Cairn, Tiredigan, Co. Monaghan
Co. Monaghan |
Cairns
On the rounded crest of a drumlin in Tiredigan, a low grassy mound sits in quiet anonymity, its origins largely unrecorded and its stones, if there ever were any visible ones, long since swallowed by turf and time.
A cairn, in its simplest form, is a deliberate accumulation of stones or earth raised over a burial or used as a landmark, and this one carries enough of the right shape to warrant the name, even if it now gives little away. What makes it slightly peculiar is that it appears on only one edition of the Ordnance Survey six-inch map, the 1907 printing, where it is marked in the gothic lettering conventionally reserved for antiquities and labelled simply as a "carn". Earlier and later maps apparently pass over it without comment.

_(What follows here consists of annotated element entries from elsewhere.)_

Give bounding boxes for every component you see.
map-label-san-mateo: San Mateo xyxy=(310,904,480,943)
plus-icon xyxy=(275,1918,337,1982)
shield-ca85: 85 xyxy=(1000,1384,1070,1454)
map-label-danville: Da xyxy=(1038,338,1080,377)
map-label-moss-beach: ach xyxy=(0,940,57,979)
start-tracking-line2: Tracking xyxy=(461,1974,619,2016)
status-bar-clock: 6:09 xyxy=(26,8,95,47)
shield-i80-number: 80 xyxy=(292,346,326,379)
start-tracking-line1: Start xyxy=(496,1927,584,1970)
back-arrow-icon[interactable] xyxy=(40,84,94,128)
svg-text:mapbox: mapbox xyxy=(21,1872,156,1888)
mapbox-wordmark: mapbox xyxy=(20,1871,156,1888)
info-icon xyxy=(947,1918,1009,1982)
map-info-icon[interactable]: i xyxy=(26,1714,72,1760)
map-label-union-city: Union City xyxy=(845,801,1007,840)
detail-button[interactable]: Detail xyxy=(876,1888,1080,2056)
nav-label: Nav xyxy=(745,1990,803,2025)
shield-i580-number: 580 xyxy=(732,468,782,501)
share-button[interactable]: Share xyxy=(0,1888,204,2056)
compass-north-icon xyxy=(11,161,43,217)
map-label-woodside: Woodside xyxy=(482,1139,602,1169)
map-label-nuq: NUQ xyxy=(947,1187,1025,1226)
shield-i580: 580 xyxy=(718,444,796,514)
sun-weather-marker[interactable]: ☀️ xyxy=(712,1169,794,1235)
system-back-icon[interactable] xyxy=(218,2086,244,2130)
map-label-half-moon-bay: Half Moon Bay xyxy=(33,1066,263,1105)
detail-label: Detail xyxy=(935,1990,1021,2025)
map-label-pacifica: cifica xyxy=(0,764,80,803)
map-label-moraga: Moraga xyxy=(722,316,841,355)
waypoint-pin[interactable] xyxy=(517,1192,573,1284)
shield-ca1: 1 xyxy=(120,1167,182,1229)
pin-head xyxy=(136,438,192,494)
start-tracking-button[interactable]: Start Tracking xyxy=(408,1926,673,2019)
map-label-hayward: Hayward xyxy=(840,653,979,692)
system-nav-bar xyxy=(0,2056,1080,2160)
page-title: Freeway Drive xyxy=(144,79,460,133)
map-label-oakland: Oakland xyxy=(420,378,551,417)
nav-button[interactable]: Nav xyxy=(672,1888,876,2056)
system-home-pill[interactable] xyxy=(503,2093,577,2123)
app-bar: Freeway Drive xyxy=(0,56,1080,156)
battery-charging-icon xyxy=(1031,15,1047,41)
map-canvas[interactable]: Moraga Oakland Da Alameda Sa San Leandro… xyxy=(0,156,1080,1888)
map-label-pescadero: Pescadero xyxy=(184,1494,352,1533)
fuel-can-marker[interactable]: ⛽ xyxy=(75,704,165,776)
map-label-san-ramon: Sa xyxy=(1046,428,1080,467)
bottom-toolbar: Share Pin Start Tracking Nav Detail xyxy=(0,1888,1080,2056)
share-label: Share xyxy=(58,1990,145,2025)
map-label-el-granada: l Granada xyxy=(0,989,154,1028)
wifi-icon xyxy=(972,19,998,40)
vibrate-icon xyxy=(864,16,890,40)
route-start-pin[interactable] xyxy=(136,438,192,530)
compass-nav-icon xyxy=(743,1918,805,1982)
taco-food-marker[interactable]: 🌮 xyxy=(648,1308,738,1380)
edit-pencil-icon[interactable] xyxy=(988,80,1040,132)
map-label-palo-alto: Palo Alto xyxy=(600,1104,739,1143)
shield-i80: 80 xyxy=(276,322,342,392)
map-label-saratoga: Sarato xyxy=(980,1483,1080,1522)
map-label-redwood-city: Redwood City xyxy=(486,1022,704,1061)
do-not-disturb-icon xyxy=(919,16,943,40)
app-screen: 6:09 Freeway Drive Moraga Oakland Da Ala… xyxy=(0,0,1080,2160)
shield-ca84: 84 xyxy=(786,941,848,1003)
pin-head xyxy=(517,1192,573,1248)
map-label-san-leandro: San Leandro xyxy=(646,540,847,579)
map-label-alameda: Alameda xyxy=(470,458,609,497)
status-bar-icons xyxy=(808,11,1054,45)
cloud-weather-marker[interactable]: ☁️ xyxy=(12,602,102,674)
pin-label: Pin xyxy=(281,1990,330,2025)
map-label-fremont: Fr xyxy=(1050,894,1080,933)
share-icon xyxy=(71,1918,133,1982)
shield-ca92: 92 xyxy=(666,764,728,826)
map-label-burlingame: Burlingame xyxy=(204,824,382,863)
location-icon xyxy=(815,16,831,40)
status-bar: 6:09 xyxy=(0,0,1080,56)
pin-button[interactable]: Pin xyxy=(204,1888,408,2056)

The mound itself measures roughly sixteen metres from northwest to southeast and seven and a half metres across, with a subrectangular outline and fairly steep sides on most of its perimeter. The northeast edge, where measurements were recorded, shows a kerb-like edge about half a metre wide and just under a metre high. The southwest side is less distinct, merging with a field wall that is notably broader than usual at its base, around one and a half metres wide, suggesting the boundary may have been built up using material from the cairn itself, or at least that the two features have become difficult to separate over time. A second field wall runs just to the north. No structural stones are visible anywhere on the surface, which makes definitive classification difficult; the mound could be prehistoric in origin, or it may have accumulated through agricultural clearance over many centuries, the drumlin top serving as a convenient dumping ground for gathered stones that have since sunk beneath the sod.